Diagnosis is not difficult. Based on clinical manifestations, combined with disease etiology and pathology, chronic obstructive lung qi swelling is clinically classified into two types: (1) emphysematous lung qi swelling (also known as Type A, PP type, pink puffer type), and (2) bronchitic lung qi swelling (also known as Type B, BB type, blue bloater type). The differentiation between the two types is shown in Table 2-3-1. Type B exhibits significant hypoxemia and earlier onset of pulmonary stirred pulse hypertension and right heart failure, indicating that Type B is more prone to developing lung heart disease and has a poorer prognosis compared to Type A. However, in clinical practice, many patients are difficult to classify.

bubble_chart Treatment Measures

General Treatment

  1. Strengthening Diaphragmatic Movement (i.e., enhancing abdominal breathing exercises): During inhalation, the abdomen expands, and during exhalation, the abdomen contracts. Perform this for 10–15 minutes each time, 2–3 times or more daily. This can increase the range of diaphragmatic movement, enhance alveolar ventilation, and improve respiratory function.
  2. Pursed-Lip Breathing: Exhale with pursed lips, resembling blowing a whistle, slowly exhaling. The ratio of inhalation to exhalation should be 1:2 or 1:3 to maximize the expulsion of air from the lungs, benefiting ventilation.
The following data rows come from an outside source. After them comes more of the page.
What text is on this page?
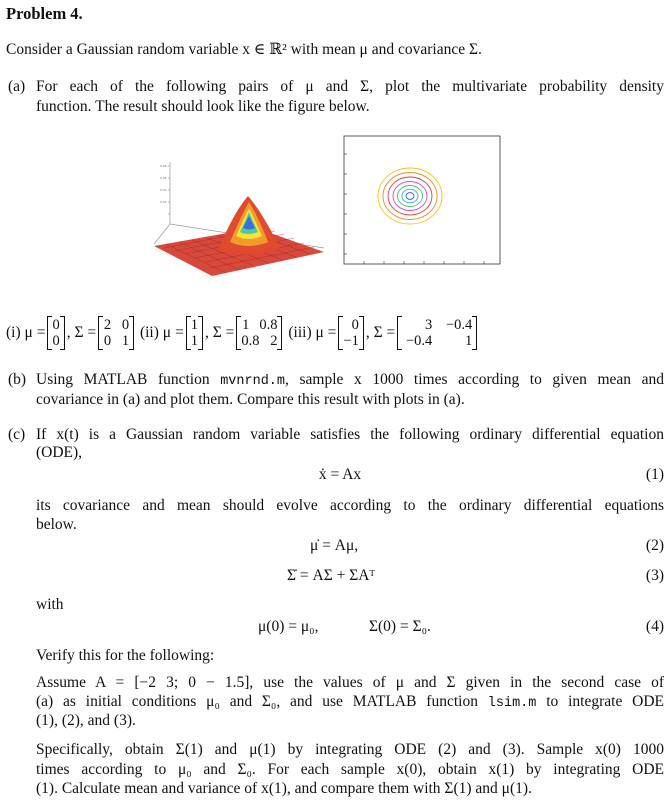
Problem 4.
Consider a Gaussian random variable x ∈ ℝ² with mean μ and covariance Σ.
(a) For each of the following pairs of μ and Σ, plot the multivariate probability density
function. The result should look like the figure below.
0.08
0.06
0.04
0.02
(i)
μ = 0
0 , Σ = 2 0
0 1
(ii)
μ = 1
1 , Σ = 1 0.8
0.8 2
(iii)
μ =	0
−1 , Σ =	3 −0.4
−0.4	1
(b) Using MATLAB function mvnrnd.m, sample x 1000 times according to given mean and
covariance in (a) and plot them. Compare this result with plots in (a).
(c) If x(t) is a Gaussian random variable satisfies the following ordinary differential equation
(ODE),
ẋ = Ax	(1)
its covariance and mean should evolve according to the ordinary differential equations
below.
μ̇ = Aμ,	(2)
Σ̇ = AΣ + ΣAᵀ	(3)
with
μ(0) = μ₀,	Σ(0) = Σ₀.	(4)
Verify this for the following:
Assume A = [−2 3; 0 − 1.5], use the values of μ and Σ given in the second case of
(a) as initial conditions μ₀ and Σ₀, and use MATLAB function lsim.m to integrate ODE
(1), (2), and (3).
Specifically, obtain Σ(1) and μ(1) by integrating ODE (2) and (3). Sample x(0) 1000
times according to μ₀ and Σ₀. For each sample x(0), obtain x(1) by integrating ODE
(1). Calculate mean and variance of x(1), and compare them with Σ(1) and μ(1).
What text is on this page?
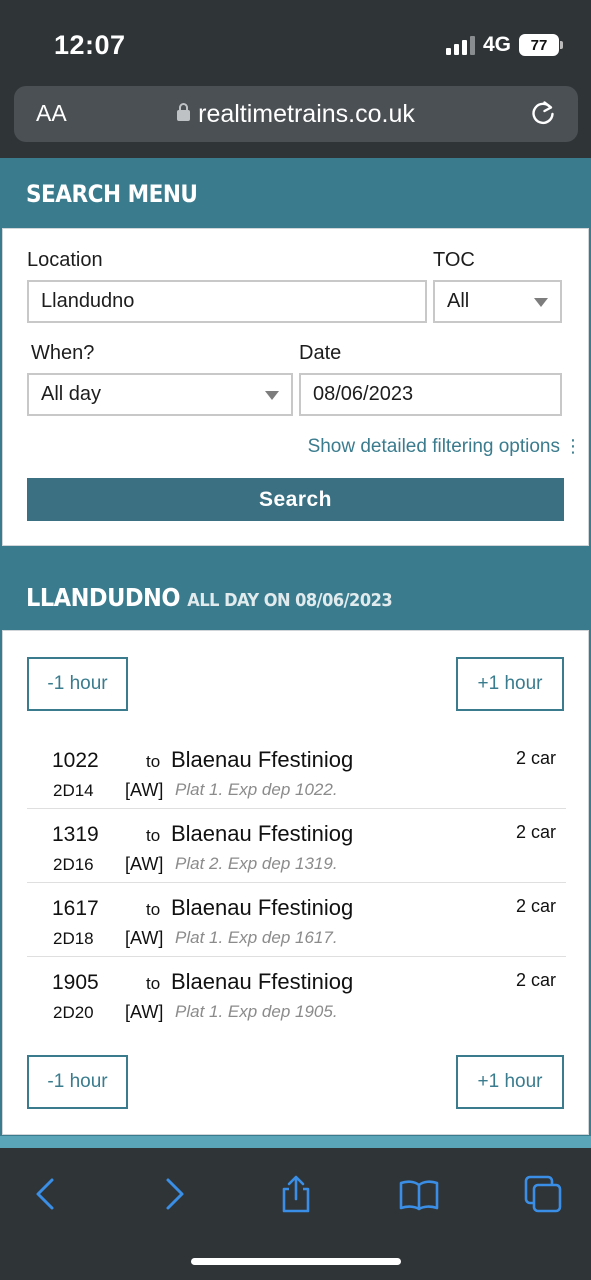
12:07	4G	77
AA	realtimetrains.co.uk
SEARCH MENU
Location
Llandudno
TOC
All
When?
All day
Date
08/06/2023
Show detailed filtering options ⋮
Search
LLANDUDNO ALL DAY ON 08/06/2023
-1 hour	+1 hour
1022	to Blaenau Ffestiniog	2 car
2D14 [AW] Plat 1. Exp dep 1022.
1319	to Blaenau Ffestiniog	2 car
2D16 [AW] Plat 2. Exp dep 1319.
1617	to Blaenau Ffestiniog	2 car
2D18 [AW] Plat 1. Exp dep 1617.
1905	to Blaenau Ffestiniog	2 car
2D20 [AW] Plat 1. Exp dep 1905.
-1 hour	+1 hour
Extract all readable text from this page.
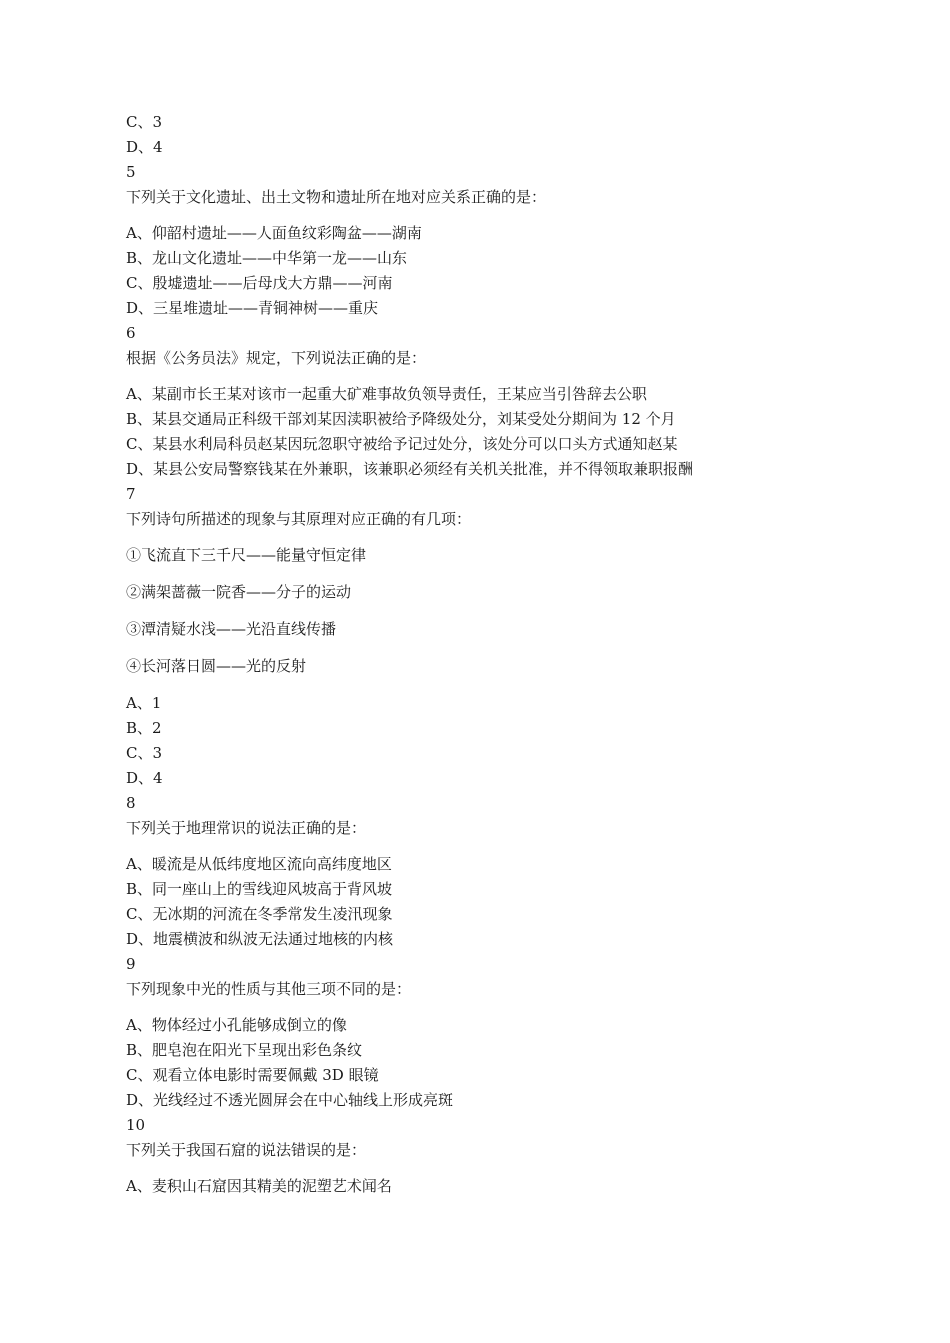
C、3
D、4
5
下列关于文化遗址、出土文物和遗址所在地对应关系正确的是：
A、仰韶村遗址——人面鱼纹彩陶盆——湖南
B、龙山文化遗址——中华第一龙——山东
C、殷墟遗址——后母戊大方鼎——河南
D、三星堆遗址——青铜神树——重庆
6
根据《公务员法》规定，下列说法正确的是：
A、某副市长王某对该市一起重大矿难事故负领导责任，王某应当引咎辞去公职
B、某县交通局正科级干部刘某因渎职被给予降级处分，刘某受处分期间为 12 个月
C、某县水利局科员赵某因玩忽职守被给予记过处分，该处分可以口头方式通知赵某
D、某县公安局警察钱某在外兼职，该兼职必须经有关机关批准，并不得领取兼职报酬
7
下列诗句所描述的现象与其原理对应正确的有几项：
①飞流直下三千尺——能量守恒定律
②满架蔷薇一院香——分子的运动
③潭清疑水浅——光沿直线传播
④长河落日圆——光的反射
A、1
B、2
C、3
D、4
8
下列关于地理常识的说法正确的是：
A、暖流是从低纬度地区流向高纬度地区
B、同一座山上的雪线迎风坡高于背风坡
C、无冰期的河流在冬季常发生凌汛现象
D、地震横波和纵波无法通过地核的内核
9
下列现象中光的性质与其他三项不同的是：
A、物体经过小孔能够成倒立的像
B、肥皂泡在阳光下呈现出彩色条纹
C、观看立体电影时需要佩戴 3D 眼镜
D、光线经过不透光圆屏会在中心轴线上形成亮斑
10
下列关于我国石窟的说法错误的是：
A、麦积山石窟因其精美的泥塑艺术闻名
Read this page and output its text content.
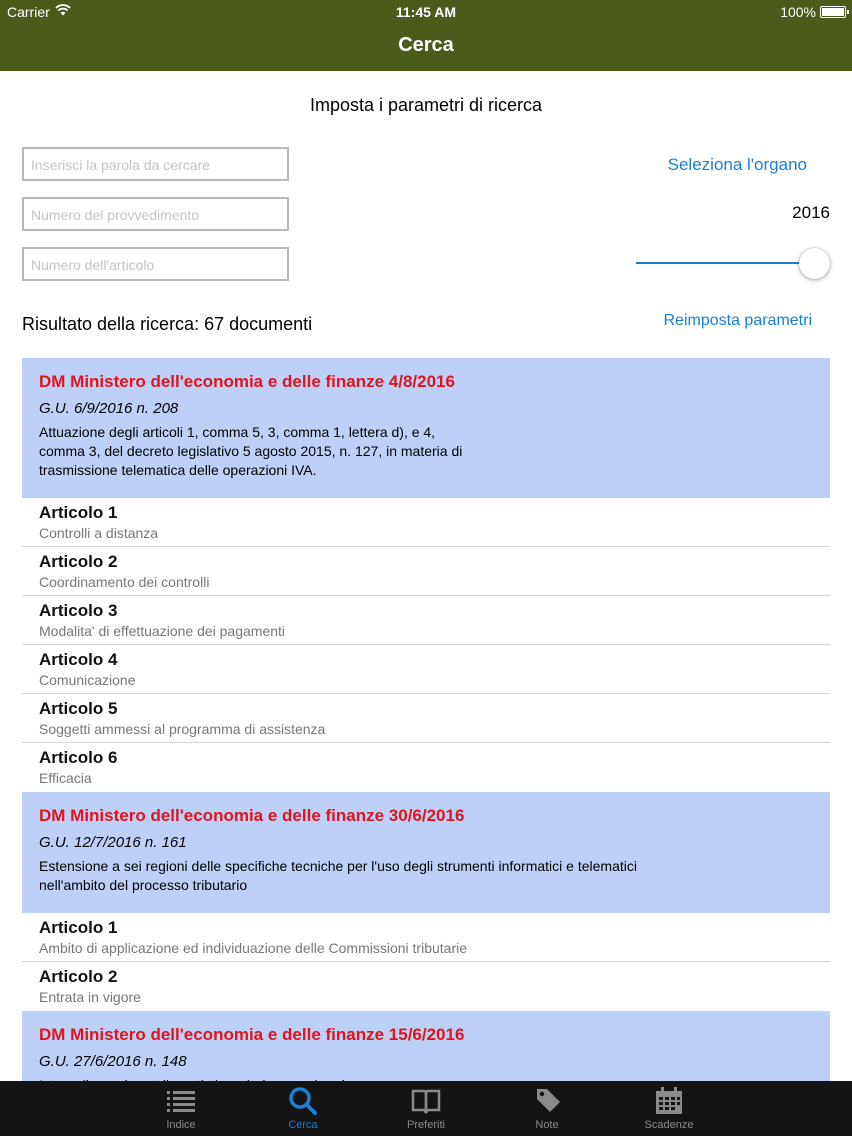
Carrier	11:45 AM	100%
Cerca
Imposta i parametri di ricerca
Inserisci la parola da cercare
Numero del provvedimento
Numero dell'articolo
Seleziona l'organo
2016
Risultato della ricerca: 67 documenti	Reimposta parametri
DM Ministero dell'economia e delle finanze 4/8/2016
G.U. 6/9/2016 n. 208
Attuazione degli articoli 1, comma 5, 3, comma 1, lettera d), e 4,
comma 3, del decreto legislativo 5 agosto 2015, n. 127, in materia di
trasmissione telematica delle operazioni IVA.
Articolo 1
Controlli a distanza
Articolo 2
Coordinamento dei controlli
Articolo 3
Modalita' di effettuazione dei pagamenti
Articolo 4
Comunicazione
Articolo 5
Soggetti ammessi al programma di assistenza
Articolo 6
Efficacia
DM Ministero dell'economia e delle finanze 30/6/2016
G.U. 12/7/2016 n. 161
Estensione a sei regioni delle specifiche tecniche per l'uso degli strumenti informatici e telematici
nell'ambito del processo tributario
Articolo 1
Ambito di applicazione ed individuazione delle Commissioni tributarie
Articolo 2
Entrata in vigore
DM Ministero dell'economia e delle finanze 15/6/2016
G.U. 27/6/2016 n. 148
Indice	Cerca	Preferiti	Note	Scadenze
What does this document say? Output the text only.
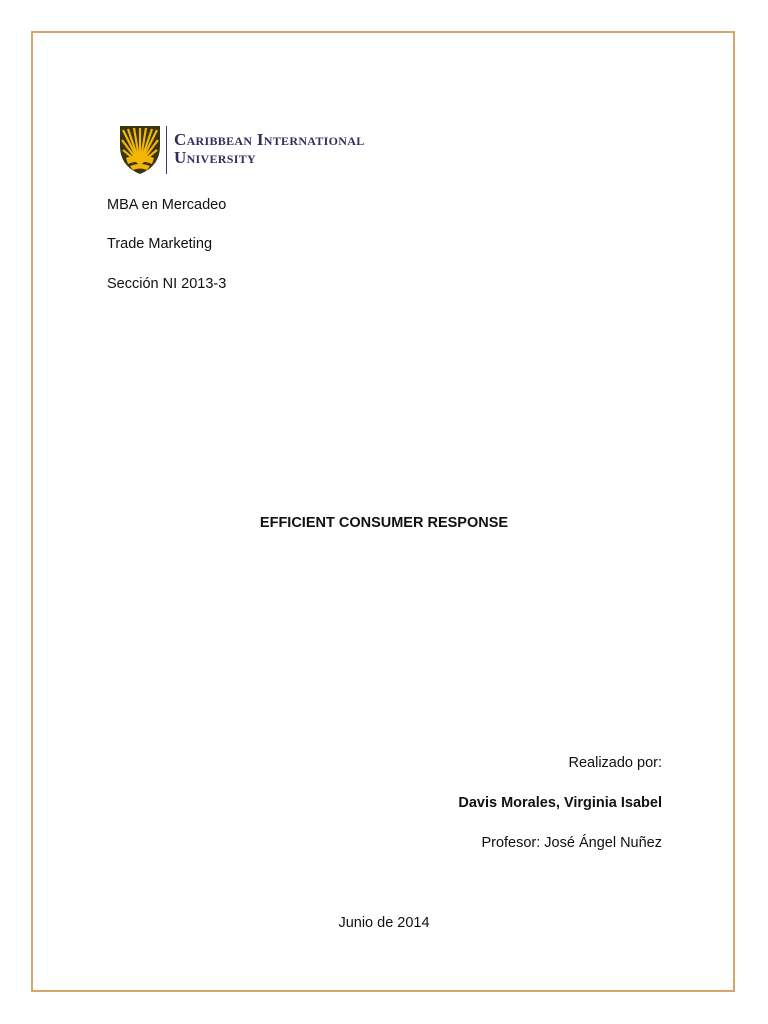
Caribbean International
University
MBA en Mercadeo
Trade Marketing
Sección NI 2013-3
EFFICIENT CONSUMER RESPONSE
Realizado por:
Davis Morales, Virginia Isabel
Profesor: José Ángel Nuñez
Junio de 2014
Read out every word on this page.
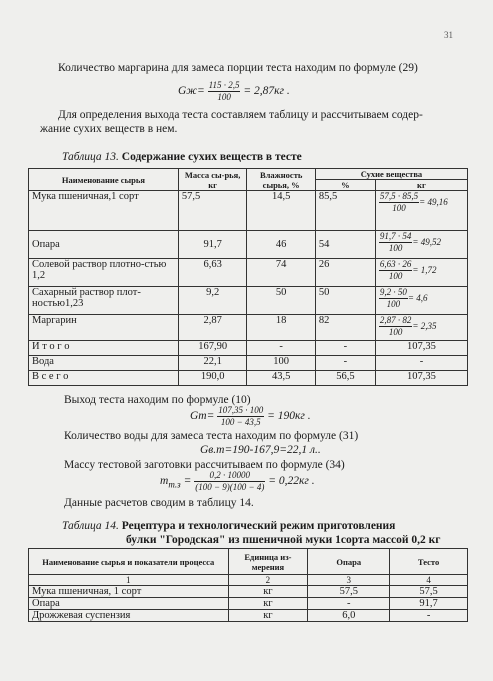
31
Количество маргарина для замеса порции теста находим по формуле (29)
$Gж= \frac{115 \cdot 2,5}{100} = 2,87кг$ .
Для определения выхода теста составляем таблицу и рассчитываем содер-
жание сухих веществ в нем.
Таблица 13. Содержание сухих веществ в тесте
Наименование сырья	Масса сы-рья, кг	Влажность сырья, %	Сухие вещества	
			%	кг
Мука пшеничная,1 сорт	57,5	14,5	85,5	$\frac{57,5 \cdot 85,5}{100} = 49,16$
Опара	91,7	46	54	$\frac{91,7 \cdot 54}{100} = 49,52$
Солевой раствор плотно-стью 1,2	6,63	74	26	$\frac{6,63 \cdot 26}{100} = 1,72$
Сахарный раствор плот-ностью1,23	9,2	50	50	$\frac{9,2 \cdot 50}{100} = 4,6$
Маргарин	2,87	18	82	$\frac{2,87 \cdot 82}{100} = 2,35$
И т о г о	167,90	-	-	107,35
Вода	22,1	100	-	-
В с е г о	190,0	43,5	56,5	107,35
Выход теста находим по формуле (10)
$Gт= \frac{107,35 \cdot 100}{100 - 43,5} = 190кг$ .
Количество воды для замеса теста находим по формуле (31)
Gв.т=190-167,9=22,1 л..
Массу тестовой заготовки рассчитываем по формуле (34)
$m_{т.з} = \frac{0,2 \cdot 10000}{(100 - 9)(100 - 4)} = 0,22кг$ .
Данные расчетов сводим в таблицу 14.
Таблица 14. Рецептура и технологический режим приготовления
булки "Городская" из пшеничной муки 1сорта массой 0,2 кг
Наименование сырья и показатели процесса	Единица из-мерения	Опара	Тесто
1	2	3	4
Мука пшеничная, 1 сорт	кг	57,5	57,5
Опара	кг	-	91,7
Дрожжевая суспензия	кг	6,0	-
Slow exhalation with pursed lips reduces the pressure of expiratory airflow in the airways gradually, preventing premature closure of small airways and avoiding excessive gas retention in the lungs.
Controlling Respiratory Infections

Select effective antibiotics. Initially, penicillin 800,000 units or a combination with streptomycin 0.5g can be administered intramuscularly twice daily. Based on bacterial culture sensitivity tests or clinical condition, antibiotics such as ampicillin, cephalosporin, compound formula SMZ, norfloxacin, etc., may be chosen to control respiratory inflammation. This is crucial for both Type A and B lung qi swelling, especially Type B, as it helps alleviate symptoms, control the progression of lung qi swelling, and prevent further decline in respiratory function.

Symptomatic Treatment

  1. Phlegm-Expelling Formula: Options include bromhexine, ammonium chloride, etc. If phlegm remains thick and difficult to expel, acetylcysteine or carbocisteine may be used to thin the phlegm for easier expulsion. Steam inhalation can also be employed to moisten the respiratory tract and dilute phlegm.

  2. Bronchodilators: These dilate the bronchi and clear the airways. Commonly used are aminophylline 0.1g three times daily, diprophylline 0.2–0.3g three times daily, salbutamol 2–4mg three times daily, or aerosol inhalation of 0.1–0.2mg per dose. Other options include terbutaline or its aerosol form, fenoterol, etc.
  3. Oxygen Therapy: For those with hypoxia, low-flow continuous oxygen therapy is recommended. This helps alleviate hypoxic pulmonary vasoconstriction, reduce cardiac load, improve constitution, and enhance exercise tolerance. It also prevents or delays the onset of lung-heart disease.

bubble_chart Prevention

Prevention and treatment of primary diseases such as chronic bronchitis are important measures to prevent lung qi swelling.

bubble_chart Complications

Spontaneous pneumothorax is caused by the rupture of pulmonary bullae due to severe coughing or sudden excessive exertion. At this point, dyspnea suddenly worsens, accompanied by significant chest pain, cyanosis, weakened or absent breath sounds, tympanic percussion notes, and diagnosis can be confirmed by X-ray examination.